The author Chris L. Terry talks to the activist and “Insecure” actor about growing up as a misfit in Houston, finding his way in Hollywood, and becoming a prominent voice at Black LIves Matter L.A. protests.
Every Wednesday, Kendrick Sampson and Black Lives Matter L.A. lead a protest outside L.A. County D.A. Jackie Lacey’s office. The goal is to “lift up 622 people now who’ve been killed by police in the last seven years under Jackie Lacey,” Sampson says via Zoom, his gravelly Texas drawl growing emphatic as he prepares for this afternoon’s rally. The weekly event has been going on for years, but today, the protest feels more urgent than ever.
It’s Wednesday, September 23rd, just a couple of hours after a grand jury announced they would not be charging officers from the Louisville Police Department for the killing of Breonna Taylor, the black, 26-year-old EMT who had been sleeping when officers raided her home. It was a predictable but depressing decision, or what Sampson calls “expected bullshit” — the perfect example of the white supremacist system that he’s been so vocal about the need to dismantle.
To the actor and activist, there’s a clear connection between Lacey and Daniel J. Cameron, the Kentucky Attorney General who oversaw Taylor’s case. “For the most part, when you get black faces in high places in institutions that are the continuation of slave catching and slavery, it’s because they make white supremacy comfortable. That’s where you get a Daniel J. Cameron and D.A. Jackie Lacey,” says Sampson, shifting in his seat in a sun-dappled room with leaves waving outside its many windows. The light catches his green eyes and scruffy beard.
“We’re not just looking at diversity and inclusion. We’re looking at liberty. We’re looking at building institutions based in accountability, where Jackie Lacey or Daniel J. Cameron, who’s comfortable with placating white supremacy, and continuing this legacy of oppression, where they wouldn’t fit in. It just strengthens the resolve to abolish the entire system and start over,” he says.
Sampson’s activism drew national attention in June when the Los Angeles Police Department was caught on camera shooting him with rubber bullets at a Black Lives Matter protest. To most of the public, the 32-year-old was best known for his role as Nathan, the transplant who gets Issa Rae’s guided tour of Black L.A. — from Eso Won Books to a Windsor Hills swimming pool — on season three of Insecure. He’s also appeared in Miss Juneteenth and How To Get Away with Murder, was recently profiled in GQ and was just named to The Root 100. But for Sampson, activism has been a lifelong pursuit.

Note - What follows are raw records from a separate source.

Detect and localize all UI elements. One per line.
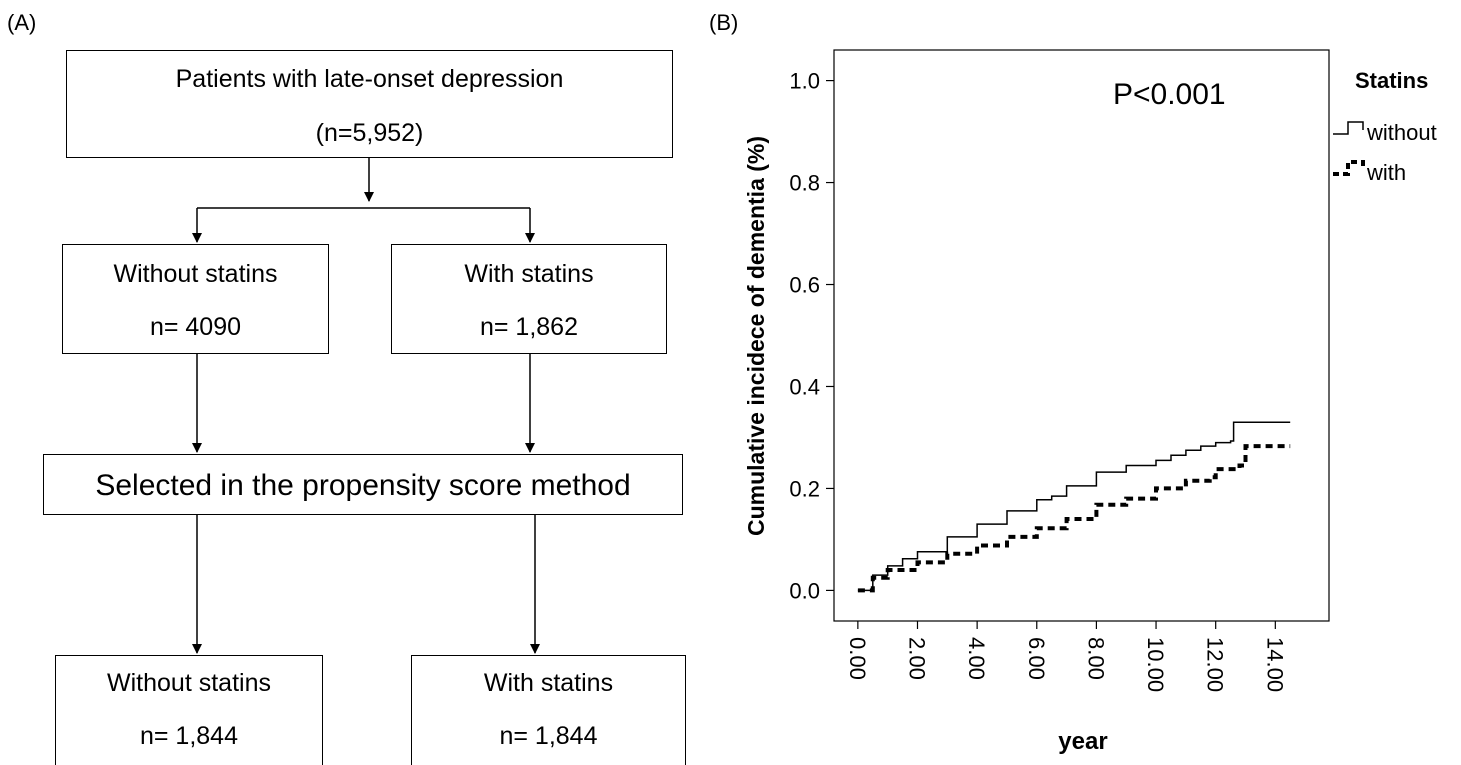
legend-label-without: without bbox=[1366, 120, 1437, 145]
series-layer bbox=[857, 421, 1291, 593]
panel-a-label: (A) bbox=[7, 10, 37, 35]
y-tick-label: 0.4 bbox=[789, 374, 820, 399]
x-tick-label: 0.00 bbox=[845, 637, 870, 680]
x-tick-label: 14.00 bbox=[1262, 637, 1287, 692]
with-statins-label: With statins bbox=[464, 260, 594, 288]
bottom-without-statins-label: Without statins bbox=[107, 669, 271, 697]
legend-swatch-with bbox=[1333, 160, 1365, 176]
bottom-with-statins-box: With statins n= 1,844 bbox=[411, 655, 686, 765]
y-tick-label: 0.2 bbox=[789, 476, 820, 501]
bottom-with-statins-count: n= 1,844 bbox=[499, 722, 598, 750]
without-statins-count: n= 4090 bbox=[149, 313, 242, 341]
x-tick-label: 6.00 bbox=[1024, 637, 1049, 680]
y-tick-label: 0.6 bbox=[789, 273, 820, 298]
y-axis-title: Cumulative incidece of dementia (%) bbox=[743, 136, 769, 536]
bottom-without-statins-box: Without statins n= 1,844 bbox=[55, 655, 323, 765]
y-axis: 0.0 0.2 0.4 0.6 0.8 1.0 bbox=[789, 69, 834, 603]
without-statins-box: Without statins n= 4090 bbox=[62, 244, 329, 354]
with-statins-count: n= 1,862 bbox=[479, 313, 578, 341]
bottom-without-statins-count: n= 1,844 bbox=[139, 722, 238, 750]
y-tick-label: 0.8 bbox=[789, 171, 820, 196]
top-box: Patients with late-onset depression (n=5… bbox=[66, 50, 673, 158]
x-tick-label: 8.00 bbox=[1083, 637, 1108, 680]
top-box-line2: (n=5,952) bbox=[315, 119, 424, 147]
series-with-line bbox=[857, 444, 1291, 593]
propensity-score-text: Selected in the propensity score method bbox=[95, 469, 631, 502]
without-statins-label: Without statins bbox=[113, 260, 278, 288]
x-axis: 0.00 2.00 4.00 6.00 8.00 10.00 12.00 14.00 bbox=[845, 621, 1287, 692]
y-tick-label: 0.0 bbox=[789, 578, 820, 603]
x-tick-label: 4.00 bbox=[964, 637, 989, 680]
bottom-with-statins-label: With statins bbox=[483, 669, 614, 697]
with-statins-box: With statins n= 1,862 bbox=[391, 244, 667, 354]
p-value-annotation: P<0.001 bbox=[1113, 78, 1226, 111]
propensity-score-box: Selected in the propensity score method bbox=[43, 454, 683, 515]
legend-swatch-without bbox=[1333, 121, 1364, 135]
legend-label-with: with bbox=[1366, 160, 1406, 185]
series-without-line bbox=[857, 421, 1291, 592]
legend: Statins without with bbox=[1333, 68, 1437, 185]
legend-title: Statins bbox=[1355, 68, 1428, 93]
x-tick-label: 2.00 bbox=[904, 637, 929, 680]
x-tick-label: 10.00 bbox=[1143, 637, 1168, 692]
panel-b-label: (B) bbox=[709, 10, 739, 35]
plot-frame bbox=[833, 49, 1330, 622]
x-axis-title: year bbox=[1058, 728, 1107, 755]
y-tick-label: 1.0 bbox=[789, 69, 820, 94]
x-tick-label: 12.00 bbox=[1203, 637, 1228, 692]
top-box-line1: Patients with late-onset depression bbox=[175, 65, 564, 93]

Sampson grew up near Houston, in an interracial household where he learned to seek out his fellow misfits. “As a family, we were kind of outcasts. My mom’s family disowned her for marrying a black man and my dad was orphaned, so a lot of the, quote unquote, family that we had were not blood from either side. The people that would come to visit us were misfits, too,” he says. “Inherent in my identity was that it was political. There weren’t many people that had my experience, that looked like me in my area, when I was growing up. A lot of it was just navigating my own privilege, my own challenges, my own identity.”
In high school, his search for identity led him to “a culture of misfits” he says, “and identifying who is most vulnerable in the room.” This sparked his interest in coalition-building, whether it meant banding together to gain popularity, working to get a racist teacher fired, or mobilizing to organize a step team.

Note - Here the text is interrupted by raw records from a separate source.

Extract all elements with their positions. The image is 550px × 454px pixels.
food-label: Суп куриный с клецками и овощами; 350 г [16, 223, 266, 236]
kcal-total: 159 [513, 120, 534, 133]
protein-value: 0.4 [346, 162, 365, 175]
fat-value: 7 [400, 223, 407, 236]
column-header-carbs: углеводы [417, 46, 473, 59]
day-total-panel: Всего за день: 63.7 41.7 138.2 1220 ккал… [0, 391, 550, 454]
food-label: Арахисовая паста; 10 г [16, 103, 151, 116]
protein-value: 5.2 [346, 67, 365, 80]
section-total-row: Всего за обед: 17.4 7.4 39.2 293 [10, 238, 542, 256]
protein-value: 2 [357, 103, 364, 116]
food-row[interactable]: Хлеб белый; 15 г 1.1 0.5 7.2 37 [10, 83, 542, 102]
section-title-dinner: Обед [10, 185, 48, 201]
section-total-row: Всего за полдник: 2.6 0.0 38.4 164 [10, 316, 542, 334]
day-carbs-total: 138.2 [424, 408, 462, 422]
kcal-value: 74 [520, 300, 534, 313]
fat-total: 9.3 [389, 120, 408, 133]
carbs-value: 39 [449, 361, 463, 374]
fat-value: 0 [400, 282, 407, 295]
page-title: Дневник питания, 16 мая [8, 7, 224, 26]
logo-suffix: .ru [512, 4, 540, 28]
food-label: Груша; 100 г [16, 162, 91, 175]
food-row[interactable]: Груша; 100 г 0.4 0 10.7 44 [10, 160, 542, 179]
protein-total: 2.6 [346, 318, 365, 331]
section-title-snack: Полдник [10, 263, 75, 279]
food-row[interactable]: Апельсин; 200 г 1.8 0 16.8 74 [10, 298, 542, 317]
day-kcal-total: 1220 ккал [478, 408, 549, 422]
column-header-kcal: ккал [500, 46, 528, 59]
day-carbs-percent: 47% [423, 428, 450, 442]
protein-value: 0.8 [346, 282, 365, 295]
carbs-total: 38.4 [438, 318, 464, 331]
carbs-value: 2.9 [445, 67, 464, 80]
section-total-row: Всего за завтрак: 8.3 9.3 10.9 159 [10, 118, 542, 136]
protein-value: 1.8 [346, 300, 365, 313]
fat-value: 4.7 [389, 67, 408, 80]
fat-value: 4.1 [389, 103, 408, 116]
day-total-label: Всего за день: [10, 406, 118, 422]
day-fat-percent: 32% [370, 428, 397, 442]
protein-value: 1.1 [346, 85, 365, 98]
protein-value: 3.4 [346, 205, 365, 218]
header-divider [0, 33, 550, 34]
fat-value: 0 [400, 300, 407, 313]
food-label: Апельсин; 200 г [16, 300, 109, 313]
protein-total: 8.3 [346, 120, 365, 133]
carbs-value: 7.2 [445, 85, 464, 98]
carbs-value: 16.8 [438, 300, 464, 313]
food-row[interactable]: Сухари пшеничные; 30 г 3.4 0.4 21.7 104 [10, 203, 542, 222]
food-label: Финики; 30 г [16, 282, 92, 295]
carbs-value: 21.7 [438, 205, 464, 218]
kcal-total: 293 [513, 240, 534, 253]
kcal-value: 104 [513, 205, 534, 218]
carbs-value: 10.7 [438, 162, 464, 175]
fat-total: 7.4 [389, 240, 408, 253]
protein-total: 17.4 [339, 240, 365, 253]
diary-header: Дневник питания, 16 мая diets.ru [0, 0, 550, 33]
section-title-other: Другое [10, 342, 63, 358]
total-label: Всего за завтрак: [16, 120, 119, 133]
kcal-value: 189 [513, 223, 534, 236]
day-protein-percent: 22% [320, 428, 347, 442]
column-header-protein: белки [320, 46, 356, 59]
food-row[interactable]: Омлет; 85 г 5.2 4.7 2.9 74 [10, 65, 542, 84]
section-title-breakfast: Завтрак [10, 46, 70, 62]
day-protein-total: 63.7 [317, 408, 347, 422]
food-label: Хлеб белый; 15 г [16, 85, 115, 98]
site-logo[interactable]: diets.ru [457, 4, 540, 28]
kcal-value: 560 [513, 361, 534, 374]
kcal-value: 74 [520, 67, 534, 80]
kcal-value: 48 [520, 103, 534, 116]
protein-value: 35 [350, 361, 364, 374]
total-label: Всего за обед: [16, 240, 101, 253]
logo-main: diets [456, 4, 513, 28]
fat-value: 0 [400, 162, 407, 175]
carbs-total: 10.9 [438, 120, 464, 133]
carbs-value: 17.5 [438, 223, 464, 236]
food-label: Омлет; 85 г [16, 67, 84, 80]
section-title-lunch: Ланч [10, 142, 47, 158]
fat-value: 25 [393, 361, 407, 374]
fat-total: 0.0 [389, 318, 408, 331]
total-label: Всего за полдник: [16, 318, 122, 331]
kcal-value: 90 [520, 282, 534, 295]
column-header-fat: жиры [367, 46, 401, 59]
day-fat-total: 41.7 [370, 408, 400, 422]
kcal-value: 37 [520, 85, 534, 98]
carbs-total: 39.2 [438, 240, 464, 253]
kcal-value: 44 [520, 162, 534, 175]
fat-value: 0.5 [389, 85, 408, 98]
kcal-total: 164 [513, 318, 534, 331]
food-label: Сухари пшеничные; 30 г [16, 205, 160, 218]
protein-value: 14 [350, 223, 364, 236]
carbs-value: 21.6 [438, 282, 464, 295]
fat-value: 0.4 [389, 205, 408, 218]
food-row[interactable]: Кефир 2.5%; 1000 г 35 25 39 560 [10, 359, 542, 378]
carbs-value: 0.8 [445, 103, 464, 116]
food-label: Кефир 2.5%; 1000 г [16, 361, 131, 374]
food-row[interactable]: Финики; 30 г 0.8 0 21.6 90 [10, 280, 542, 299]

After moving to Los Angeles as a teenager, he found a supportive community in Ladera Heights, the “Black Beverly Hills” that Frank Ocean sings about on his Grammy-winning album channel ORANGE. Sampson began volunteering at homeless shelters and after a number of traumatic experiences with police brutality dating back to his youth in Texas, he began to draw connections with the issues he was confronted with in the shelters. “I saw the problems of criminalizing poverty, criminalizing mental health, criminalizing substance addiction,” he says. “And in seeing that the homeless shelters were providing some relief, but not addressing the root of the problem.”

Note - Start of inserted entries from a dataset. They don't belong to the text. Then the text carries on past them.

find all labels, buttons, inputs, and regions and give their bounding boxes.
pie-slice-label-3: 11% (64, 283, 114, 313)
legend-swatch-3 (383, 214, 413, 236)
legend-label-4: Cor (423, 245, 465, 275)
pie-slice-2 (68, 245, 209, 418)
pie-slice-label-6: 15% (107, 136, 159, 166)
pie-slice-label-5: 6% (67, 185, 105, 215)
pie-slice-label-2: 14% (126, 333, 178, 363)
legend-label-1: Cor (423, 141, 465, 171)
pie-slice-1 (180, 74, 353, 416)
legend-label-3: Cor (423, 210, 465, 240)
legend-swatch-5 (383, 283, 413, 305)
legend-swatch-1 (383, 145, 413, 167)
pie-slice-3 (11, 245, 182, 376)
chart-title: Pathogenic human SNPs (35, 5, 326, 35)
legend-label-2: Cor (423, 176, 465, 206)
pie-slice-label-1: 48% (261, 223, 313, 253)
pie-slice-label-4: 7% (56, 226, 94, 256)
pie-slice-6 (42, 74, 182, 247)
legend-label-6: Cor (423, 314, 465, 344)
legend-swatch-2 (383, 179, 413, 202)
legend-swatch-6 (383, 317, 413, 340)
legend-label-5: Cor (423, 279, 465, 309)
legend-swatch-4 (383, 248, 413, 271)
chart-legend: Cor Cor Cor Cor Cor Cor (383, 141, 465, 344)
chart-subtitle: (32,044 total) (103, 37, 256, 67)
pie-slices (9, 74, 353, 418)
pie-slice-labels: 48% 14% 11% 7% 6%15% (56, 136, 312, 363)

Feeling like the homeless shelters were just “Band Aids,” he was drawn to the grassroots activism of Black Lives Matter, which had grown as a movement in the wake of police killings of Eric Garner and Mike Brown. In 2019, he founded his own organization, BLD PWR, which encourages people in Hollywood to use their platforms to speak out for social justice, and pushes for TV shows and movies that address social issues. This past summer, the nonprofit published an open letter calling on Hollywood to cut ties with the police.
Our conversation ended so that Sampson could head downtown for the Jackie Lacey Must Go rally. When I asked about calls to action, he said, “We also have to hold our leaders and community members accountable. Remember that it’s a lot like defunding the police, when a lot of people are like, ‘What does abolition of police look like?’ It looks like this policing system doesn’t have any accountability mechanisms. So we have to actually build those systems of safety and accountability, before we get to the point of complete abolition.”